Teresa Jane Harding (born 1968/1969) is an Australian local government politician who has served as the Mayor of the City of Ipswich since 28 March 2020. She is the 51st mayor of Ipswich and the first woman to hold the office in the city’s history.

Harding was elected mayor as an independent candidate after running on a platform of restoring integrity to the council following a major corruption scandal in which the entirety of the Paul Pisasale / Andrew Antoniolli led Ipswich City Council were dismissed. A former federal political candidate for the Liberal National Party, she is the first non-Labor-aligned politician to lead Ipswich in over five decades. She won re-election for a second term in 2024.

== Early life and education ==

Harding was born in Murwillumbah, New South Wales, and later moved to South East Queensland. She attended university in Australia and earned multiple tertiary qualifications, including a Master of Management degree, a post-graduate diploma in management, and a post-graduate certificate in information technology. She also completed the Australian Institute of Company Directors course as part of her professional development.

Harding worked in the information technology sector in her early career. For about ten years she was a regional sales representative in the IT industry, a role which involved managing client relationships and business development. In the mid-2000s she began working with the Australian Department of Defence.

== Political career ==

=== Federal election campaigns ===

Harding stood as the LNP candidate for the federal Division of Blair, based around Ipswich, in the 2013 Australian federal election. At that time she was described as a 44-year-old IT professional and former RAAF project director living in the Ipswich area. Harding campaigned as a local mother (“mum on a mission”) aiming to unseat the Labor incumbent, Shayne Neumann.

In the 2013 contest, she finished second with 33.9% of the primary vote and was defeated after preferences, receiving about 44.7% of the two-candidate-preferred vote to Neumann’s 55.3%. Harding again contested the Blair seat for the LNP at the 2016 federal election, facing Neumann for a second time. She obtained 28.7% of first-preference votes, and ultimately lost with a two-party result of 41.1% against Neumann’s 58.9%.

=== Candidacy for Mayor of Ipswich ===

In mid-2018, the Queensland Government dismissed the entire Ipswich City Council due to a wide-ranging corruption investigation by the Crime and Corruption Commission (CCC). The CCC’s probes had led to 15 people – including two former Ipswich mayors (Paul Pisasale and Andrew Antoniolli) – being charged with offences ranging from fraud to extortion. An interim administrator was appointed to run the council until new elections could be held in March 2020.

Harding announced her candidacy for Mayor of Ipswich in the 2020 local government elections.
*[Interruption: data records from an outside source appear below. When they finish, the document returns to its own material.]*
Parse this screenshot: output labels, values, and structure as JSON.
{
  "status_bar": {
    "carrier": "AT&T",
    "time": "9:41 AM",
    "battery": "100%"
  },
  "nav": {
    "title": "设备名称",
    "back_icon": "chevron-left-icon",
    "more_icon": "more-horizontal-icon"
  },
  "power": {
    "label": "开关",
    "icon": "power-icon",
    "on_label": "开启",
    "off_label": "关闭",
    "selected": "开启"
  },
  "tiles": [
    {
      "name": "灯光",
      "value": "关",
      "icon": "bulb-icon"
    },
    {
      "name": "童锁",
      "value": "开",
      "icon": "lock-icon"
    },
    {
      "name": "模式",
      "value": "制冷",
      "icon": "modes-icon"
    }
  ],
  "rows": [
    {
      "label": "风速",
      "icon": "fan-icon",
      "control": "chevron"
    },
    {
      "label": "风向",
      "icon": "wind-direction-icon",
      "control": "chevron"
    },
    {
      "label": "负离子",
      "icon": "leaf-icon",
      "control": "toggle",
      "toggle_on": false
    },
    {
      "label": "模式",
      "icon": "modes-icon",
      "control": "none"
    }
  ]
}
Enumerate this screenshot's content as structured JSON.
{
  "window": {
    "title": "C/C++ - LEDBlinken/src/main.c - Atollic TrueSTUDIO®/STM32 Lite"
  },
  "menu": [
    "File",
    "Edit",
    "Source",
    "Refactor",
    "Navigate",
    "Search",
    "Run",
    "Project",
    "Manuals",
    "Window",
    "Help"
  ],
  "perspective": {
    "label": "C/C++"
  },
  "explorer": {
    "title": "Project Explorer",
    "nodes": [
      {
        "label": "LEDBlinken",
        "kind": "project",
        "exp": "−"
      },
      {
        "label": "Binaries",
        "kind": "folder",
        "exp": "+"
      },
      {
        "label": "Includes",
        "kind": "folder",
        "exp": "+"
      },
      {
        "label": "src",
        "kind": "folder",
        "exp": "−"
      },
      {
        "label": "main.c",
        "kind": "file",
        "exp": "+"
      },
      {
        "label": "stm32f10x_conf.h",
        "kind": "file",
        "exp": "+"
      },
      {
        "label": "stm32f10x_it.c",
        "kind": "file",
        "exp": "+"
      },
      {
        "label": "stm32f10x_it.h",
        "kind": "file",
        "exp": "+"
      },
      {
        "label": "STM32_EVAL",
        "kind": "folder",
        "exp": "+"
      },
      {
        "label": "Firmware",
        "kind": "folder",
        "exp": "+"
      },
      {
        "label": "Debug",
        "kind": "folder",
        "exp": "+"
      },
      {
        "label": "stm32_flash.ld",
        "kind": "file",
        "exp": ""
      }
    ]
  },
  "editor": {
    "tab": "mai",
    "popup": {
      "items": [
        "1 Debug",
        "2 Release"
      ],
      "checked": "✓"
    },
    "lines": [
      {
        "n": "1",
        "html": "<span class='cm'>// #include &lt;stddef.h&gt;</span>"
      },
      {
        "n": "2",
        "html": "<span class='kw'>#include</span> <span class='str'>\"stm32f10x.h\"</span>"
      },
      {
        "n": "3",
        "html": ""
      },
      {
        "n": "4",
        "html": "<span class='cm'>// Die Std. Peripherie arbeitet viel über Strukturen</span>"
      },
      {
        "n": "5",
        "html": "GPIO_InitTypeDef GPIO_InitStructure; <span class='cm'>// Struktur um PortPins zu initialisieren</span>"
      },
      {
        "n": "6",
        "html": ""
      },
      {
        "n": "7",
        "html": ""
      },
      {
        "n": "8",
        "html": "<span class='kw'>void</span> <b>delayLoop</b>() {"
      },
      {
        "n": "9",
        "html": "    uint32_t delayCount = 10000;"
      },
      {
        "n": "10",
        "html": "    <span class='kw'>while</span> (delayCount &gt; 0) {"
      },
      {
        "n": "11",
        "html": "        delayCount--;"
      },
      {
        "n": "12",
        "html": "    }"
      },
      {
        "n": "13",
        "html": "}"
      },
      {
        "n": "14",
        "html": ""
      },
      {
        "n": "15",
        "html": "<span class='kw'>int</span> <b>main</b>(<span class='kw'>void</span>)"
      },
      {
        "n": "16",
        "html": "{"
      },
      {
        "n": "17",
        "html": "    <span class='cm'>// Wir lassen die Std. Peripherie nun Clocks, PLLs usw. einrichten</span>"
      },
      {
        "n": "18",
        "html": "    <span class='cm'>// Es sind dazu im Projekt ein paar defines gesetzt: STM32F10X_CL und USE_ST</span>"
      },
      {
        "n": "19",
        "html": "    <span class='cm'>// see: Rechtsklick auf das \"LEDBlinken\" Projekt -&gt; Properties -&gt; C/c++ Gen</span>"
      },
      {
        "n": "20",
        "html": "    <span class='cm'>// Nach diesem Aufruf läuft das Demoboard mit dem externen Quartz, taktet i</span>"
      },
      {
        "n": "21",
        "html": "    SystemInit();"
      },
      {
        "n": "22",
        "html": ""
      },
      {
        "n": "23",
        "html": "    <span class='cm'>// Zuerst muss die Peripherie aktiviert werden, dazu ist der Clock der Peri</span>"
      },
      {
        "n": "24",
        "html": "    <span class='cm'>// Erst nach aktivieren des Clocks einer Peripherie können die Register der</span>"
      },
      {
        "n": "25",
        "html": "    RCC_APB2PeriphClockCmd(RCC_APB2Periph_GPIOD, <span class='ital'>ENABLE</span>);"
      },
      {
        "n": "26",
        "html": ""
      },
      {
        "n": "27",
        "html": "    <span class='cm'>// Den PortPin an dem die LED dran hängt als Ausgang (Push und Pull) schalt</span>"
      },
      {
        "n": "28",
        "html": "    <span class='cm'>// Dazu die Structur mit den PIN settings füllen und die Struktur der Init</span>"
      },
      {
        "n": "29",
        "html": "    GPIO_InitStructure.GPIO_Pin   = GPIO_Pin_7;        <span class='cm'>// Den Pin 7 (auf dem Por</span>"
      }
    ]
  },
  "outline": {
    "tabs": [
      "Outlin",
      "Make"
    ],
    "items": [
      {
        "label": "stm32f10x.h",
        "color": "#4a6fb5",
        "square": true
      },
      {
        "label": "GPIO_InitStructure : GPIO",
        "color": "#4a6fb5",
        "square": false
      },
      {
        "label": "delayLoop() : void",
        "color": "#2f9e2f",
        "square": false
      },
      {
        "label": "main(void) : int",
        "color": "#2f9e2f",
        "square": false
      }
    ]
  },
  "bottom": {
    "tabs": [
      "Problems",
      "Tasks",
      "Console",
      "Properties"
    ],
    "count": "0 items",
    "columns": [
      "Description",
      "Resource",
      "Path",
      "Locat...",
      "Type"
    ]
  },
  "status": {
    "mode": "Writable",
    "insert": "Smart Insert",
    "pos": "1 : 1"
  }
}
She released a 100-day action plan of reforms she promised to implement if elected, centring on open governance, community consultation, and overhauling council finances.

=== Second term (2024–present) ===

Harding described Ipswich as an “Olympic City” and encouraged residents to embrace growth and prepare for the opportunities presented by the 2032 Brisbane Olympic Games.

=== Achievements and recognition ===

In 2021, Harding was awarded the McKinnon Emerging Political Leader of the Year, a national honour recognising her leadership in restoring public trust and delivering reform following the dismissal of Ipswich City Council. Harding was recognised for launching Australia’s first Transparency and Integrity Hub, a digital platform that made council financial and operational data publicly accessible in real time.

In 2020, her work in civic transparency was also recognised by the Smart Cities Council Australia New Zealand, with Ipswich City Council receiving a Smart Cities Award for its innovative approach to digital governance.

== Personal life ==

Teresa Harding lives in the Ipswich suburb of Raceview with her family. She is married to Steven Harding, a Royal Australian Air Force veteran who was born and raised in Ipswich. Steven Harding served for 34 years in the RAAF and recently retired from military service. The couple met in the early 2000s during their Defence careers and married in the mid-2000s. They have three children.